Un site aménagé sommairement à l’époque
« L’aménagement du pré de Mme. Carle a été l’un des gros dossiers que j’ai eu à traiter en arrivant au Parc. À l’époque, il n’y avait pas de parking organisé sur le site, les voitures stationnaient n’importe comment sur la gravière. Il n’y avait que quelques cheminements routiers tracés et nettoyés au printemps pour enlever les pierres des éboulements et des débordements du torrent. Et puis un hiver, de grosses pierres sont tombées sur des emplacements de stationnement. Il a fallu prendre le taureau par les cornes !
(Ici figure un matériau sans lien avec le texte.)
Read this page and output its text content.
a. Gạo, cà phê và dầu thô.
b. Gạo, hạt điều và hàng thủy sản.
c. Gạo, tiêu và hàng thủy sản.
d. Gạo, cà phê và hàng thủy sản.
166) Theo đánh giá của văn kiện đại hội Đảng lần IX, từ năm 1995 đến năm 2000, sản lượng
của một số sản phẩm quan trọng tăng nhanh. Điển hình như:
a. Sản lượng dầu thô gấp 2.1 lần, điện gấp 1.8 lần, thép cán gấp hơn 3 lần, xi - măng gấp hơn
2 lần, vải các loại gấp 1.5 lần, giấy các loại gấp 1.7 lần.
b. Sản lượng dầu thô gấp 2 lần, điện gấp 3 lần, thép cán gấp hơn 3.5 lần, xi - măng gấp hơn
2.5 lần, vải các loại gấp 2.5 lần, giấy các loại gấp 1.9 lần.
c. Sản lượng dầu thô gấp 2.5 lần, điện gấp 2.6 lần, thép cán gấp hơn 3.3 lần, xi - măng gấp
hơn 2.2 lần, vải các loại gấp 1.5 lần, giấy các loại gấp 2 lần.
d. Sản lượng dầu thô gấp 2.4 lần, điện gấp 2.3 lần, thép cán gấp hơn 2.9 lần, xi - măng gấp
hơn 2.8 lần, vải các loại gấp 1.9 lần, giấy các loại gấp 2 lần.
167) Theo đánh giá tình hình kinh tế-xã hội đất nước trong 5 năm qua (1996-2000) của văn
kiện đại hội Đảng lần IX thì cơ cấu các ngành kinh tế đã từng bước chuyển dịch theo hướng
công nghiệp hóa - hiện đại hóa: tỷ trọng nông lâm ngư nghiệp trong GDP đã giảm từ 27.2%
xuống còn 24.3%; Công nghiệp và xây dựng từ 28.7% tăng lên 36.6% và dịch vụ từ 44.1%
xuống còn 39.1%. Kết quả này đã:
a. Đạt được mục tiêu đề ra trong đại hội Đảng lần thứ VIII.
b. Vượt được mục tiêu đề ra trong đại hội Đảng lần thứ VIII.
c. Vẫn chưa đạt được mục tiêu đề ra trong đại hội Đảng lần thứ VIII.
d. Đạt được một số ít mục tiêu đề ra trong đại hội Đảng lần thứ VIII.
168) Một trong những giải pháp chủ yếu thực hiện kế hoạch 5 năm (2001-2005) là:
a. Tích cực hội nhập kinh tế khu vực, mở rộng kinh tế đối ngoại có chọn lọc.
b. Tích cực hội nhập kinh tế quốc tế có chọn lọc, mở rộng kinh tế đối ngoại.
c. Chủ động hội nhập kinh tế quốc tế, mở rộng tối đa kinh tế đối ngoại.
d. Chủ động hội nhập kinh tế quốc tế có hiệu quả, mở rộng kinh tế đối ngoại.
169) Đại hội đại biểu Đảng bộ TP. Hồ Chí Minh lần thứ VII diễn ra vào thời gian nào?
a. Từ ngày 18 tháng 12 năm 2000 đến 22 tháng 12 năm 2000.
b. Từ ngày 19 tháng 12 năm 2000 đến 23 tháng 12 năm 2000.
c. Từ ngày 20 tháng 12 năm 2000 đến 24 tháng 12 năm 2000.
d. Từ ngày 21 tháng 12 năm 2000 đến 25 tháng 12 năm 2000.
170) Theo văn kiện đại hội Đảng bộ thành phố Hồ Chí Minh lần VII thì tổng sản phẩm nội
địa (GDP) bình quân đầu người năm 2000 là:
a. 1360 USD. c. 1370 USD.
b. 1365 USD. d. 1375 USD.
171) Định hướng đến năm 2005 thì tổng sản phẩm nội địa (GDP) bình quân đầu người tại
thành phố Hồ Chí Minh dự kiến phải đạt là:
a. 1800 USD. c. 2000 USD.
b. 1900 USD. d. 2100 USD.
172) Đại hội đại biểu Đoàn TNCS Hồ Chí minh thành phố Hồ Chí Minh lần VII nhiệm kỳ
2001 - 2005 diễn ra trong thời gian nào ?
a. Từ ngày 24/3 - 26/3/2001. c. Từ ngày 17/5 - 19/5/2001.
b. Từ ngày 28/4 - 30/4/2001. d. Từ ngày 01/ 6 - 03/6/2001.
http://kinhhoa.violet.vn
Une nouvelle philosophie pour l’aménagement en site naturel
La première réaction des élus et professionnels locaux a été de vouloir aménager un parking en macadam, comme en zone urbaine. Nous ne pouvions pas accepter cette option, parce que nous défendions le principe d’aménager les milieux naturels à la condition que ce soit réversible. Qu’à tout moment, il soit possible de revenir en arrière. Si à un moment donné, il est nécessaire d'aménager un parking, nos successeurs et les générations futures estimeront peut-être que ce n’est plus nécessaire.
Objectif : n’utiliser que les ressources locales
L’idée était donc d’imaginer des outils et des méthodes pour aménager des bandes de roulement et des places de parking uniquement avec les matériaux présents sur le site, sans apports extérieurs. Au final, les seuls engins à intervenir sur le chantier ont été les concasseuses, pour travailler la pierre. Le revêtement fabriqué était comme une sorte de macadam à l’eau, sans hydrocarbures.
Les délimitations des places de stationnement ont été réalisées avec des pierres. Et le cheminement piéton jusqu’au point d’info du Parc a été fait sur le même principe, pavé avec les pierres issues du site.
On a poussé le raisonnement encore plus loin : pour les réensemencements, des prélèvements de graines ont été effectués sur place. Les graines ont été mises en culture avec le conservatoire botanique alpin et une entreprise locale, et replantées la saison suivante.
Un projet déclic
Ce projet a été un déclic pour beaucoup d’aménageurs et de bureaux d’étude. Au Parc, ce que nous avait fait en matière de respect de ce site a été étendu aux autres aménagements comme les sentiers, les cabanes, les refuges.... Il n’était plus question de monter des sacs de ciment pour travailler ! On a développé des techniques de construction en pierre sèche avec les matériaux locaux. Par exemple pour la construction du nouveau refuge de Vallonpierre en 2000, nous avons poussé pour que son habillage extérieur soit fait avec des pierres du site.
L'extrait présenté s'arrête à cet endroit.